"Didn't you do the same when you had your A? What makes this any different?"
MrBond - I'm going to try to explain this one last time. I did not have an affair. The relationship I had with the OW was with the full knowledge and support and consent of my W. Eventually, my wife was upset and uncomfortable with the emotional aspects of that relationship. Now, I would agree this became an EA, and I ended it and have had NC since.
I also whole heartedly disagree with your reasoning here. So, if you wrong someone, make a mistake, and it hurts their feelings, then that person is completely justified in doing wrong to you?

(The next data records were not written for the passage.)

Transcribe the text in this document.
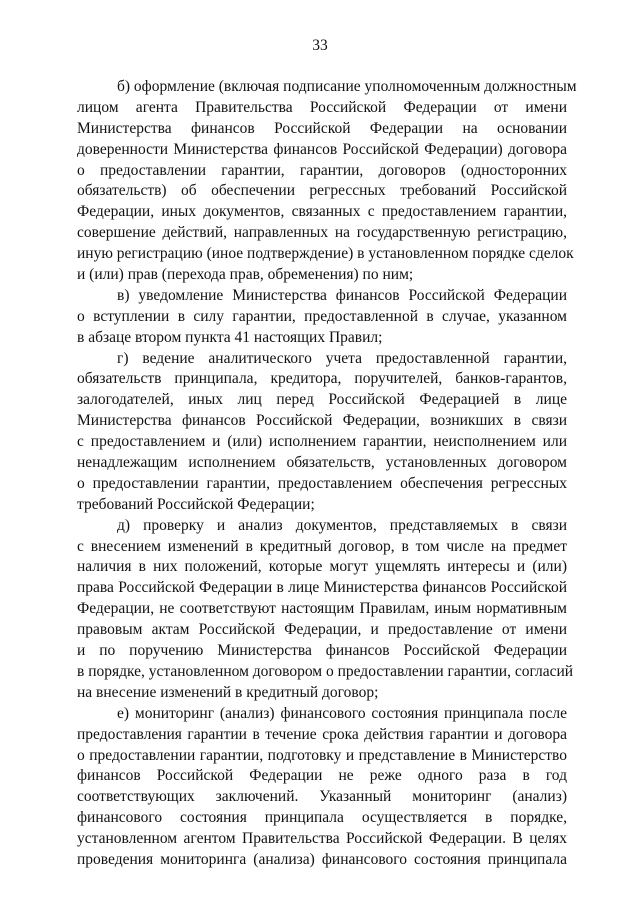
33
б) оформление (включая подписание уполномоченным должностным
лицом агента Правительства Российской Федерации от имени
Министерства финансов Российской Федерации на основании
доверенности Министерства финансов Российской Федерации) договора
о предоставлении гарантии, гарантии, договоров (односторонних
обязательств) об обеспечении регрессных требований Российской
Федерации, иных документов, связанных с предоставлением гарантии,
совершение действий, направленных на государственную регистрацию,
иную регистрацию (иное подтверждение) в установленном порядке сделок
и (или) прав (перехода прав, обременения) по ним;
в) уведомление Министерства финансов Российской Федерации
о вступлении в силу гарантии, предоставленной в случае, указанном
в абзаце втором пункта 41 настоящих Правил;
г) ведение аналитического учета предоставленной гарантии,
обязательств принципала, кредитора, поручителей, банков-гарантов,
залогодателей, иных лиц перед Российской Федерацией в лице
Министерства финансов Российской Федерации, возникших в связи
с предоставлением и (или) исполнением гарантии, неисполнением или
ненадлежащим исполнением обязательств, установленных договором
о предоставлении гарантии, предоставлением обеспечения регрессных
требований Российской Федерации;
д) проверку и анализ документов, представляемых в связи
с внесением изменений в кредитный договор, в том числе на предмет
наличия в них положений, которые могут ущемлять интересы и (или)
права Российской Федерации в лице Министерства финансов Российской
Федерации, не соответствуют настоящим Правилам, иным нормативным
правовым актам Российской Федерации, и предоставление от имени
и по поручению Министерства финансов Российской Федерации
в порядке, установленном договором о предоставлении гарантии, согласий
на внесение изменений в кредитный договор;
е) мониторинг (анализ) финансового состояния принципала после
предоставления гарантии в течение срока действия гарантии и договора
о предоставлении гарантии, подготовку и представление в Министерство
финансов Российской Федерации не реже одного раза в год
соответствующих заключений. Указанный мониторинг (анализ)
финансового состояния принципала осуществляется в порядке,
установленном агентом Правительства Российской Федерации. В целях
проведения мониторинга (анализа) финансового состояния принципала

I disagree. Period. If my W cheated / cheats on me, has an A, and she has in the past, then am I justified in doing the same?
No.
Period.
If you think anyone is justified in having an A for any reason, I must be clear and let you know that I do not see eye to eye with you on this.
I was never justified in doing anything to punish, hurt, or get revenge on my W for her transgressions, and conversely, neither is she toward me.
"Treat you like what? She's living her life the way she wants to which is what everyone wants. You are the one who allows the bad feelings to come up in you. You're just getting a taste of how she felt when you carried on with the OW. It doesn't matter that you stopped your own A. She had to deal with all of that too."
Yes, she did and is having to deal with fallout from my mistakes. However, I am appalled at your cavalier attitude that she is justified in returning the favor.
I don't think you understand my sitch at all. I am not trying to play 'victim' here, but for all intents and purposes, my current sitch is my W is a WAW and I am a LBS.